伏黑·小不点·惠扬起脑袋,打量这所学校的大门。
很朴素……不起眼。
咒高的校门确实很不起眼,也不算大,只是在最普通的石块上嵌了最普通的铜板,上面是【东京咒术专门高等学校】几个大字。
惠识字很早,这一串汉字他能认不少。
“咒术专门、什么学校?”他嫩声嫩气地问。
甚尔领着他往里面走:“高等,学校。”
惠哦了一声,摇摇脑袋:“可是,我为什么来念高等学校?我应该念,幼儿园?”
甚尔喷笑,弹他一个脑瓜崩:“都要七岁了还念什么幼儿园啊,你该念小学了。”
小学和高等学校,也不一样吧?
惠满头雾水,但没再追问了。
他打算依靠自己的观察,找出答案!
……主要是他爸刚才那个脑瓜崩有点太疼了。
说起来,惠在上周之前,压根不知道自己还有一个爸爸,或者说,早就忘记了自己还有个爸爸。
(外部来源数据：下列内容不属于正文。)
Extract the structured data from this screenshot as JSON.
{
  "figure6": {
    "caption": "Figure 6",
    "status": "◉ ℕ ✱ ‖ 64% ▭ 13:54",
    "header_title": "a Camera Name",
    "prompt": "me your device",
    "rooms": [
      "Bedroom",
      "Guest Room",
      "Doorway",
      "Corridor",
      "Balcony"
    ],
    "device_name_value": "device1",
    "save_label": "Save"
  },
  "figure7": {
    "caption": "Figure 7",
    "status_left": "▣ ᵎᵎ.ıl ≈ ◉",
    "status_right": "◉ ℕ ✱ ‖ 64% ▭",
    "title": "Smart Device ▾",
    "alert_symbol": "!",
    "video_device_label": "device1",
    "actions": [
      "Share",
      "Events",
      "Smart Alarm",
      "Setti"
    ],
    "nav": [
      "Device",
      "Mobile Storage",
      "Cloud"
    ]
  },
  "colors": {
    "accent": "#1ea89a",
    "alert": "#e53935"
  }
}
毕竟从他有记忆开始,身边就没有父亲这个角色,心里自然觉得这很正常。
他的同龄人里也不是人人都有父亲的,有的人家里有跟没有一个样,所以惠从来不觉得这奇怪。
直到上周,自称他父亲的人找上门来。
很高大,肌肉非常结实,但看上去有点点虚弱。
站在他家门口,说以后要带他一起生活。
姐姐说可以,妈妈说可以,惠抿抿嘴,没能说出反驳的话。
毕竟他知道自己是不一样的,和普通人不一样,他是一个能看见奇怪东西的,奇怪的人。
爸爸说他也是,正因为他们俩都是这样的人,所以爸爸给他找的学校,会更适合他。
惠有点好奇。
真不知道哪里的学校,能够容得下他这样奇怪的人……
“喂!英美里!那是我的蛋糕吧!!”
“拜托,小蛋糕又没写名字,你叫叫它你看它答应你吗?”
“……有本事你别跑啊!!”
“不好意思五条大人,人家没本事呢~”
紧接着,两个人影飞速从他们面前蹿过。
一前一后、一男一女,女生在前,跑得要慢一点,但会不停往后丢一些奇奇怪怪的招数。
灰色的、紫色的、粉色的,各种颜色的炫彩特效,连番登场。
后面的男生则气急败坏地应对着,还要腾出手指责她“毫无同学情谊”、“黑心的家伙”之类的话。
旁边的教室窗被推开,冒出两个脑袋。
黑发男在鼓劲:“哦哦,悟,加油!今天我能不能赢硝子一根烟就看你的了!”
旁边的女生则一脸无聊:“英美里还没用【乾汁】呢。”()
惠就发现,那个黑发男的脸色以前沉下来:“确实,我差点忘了。”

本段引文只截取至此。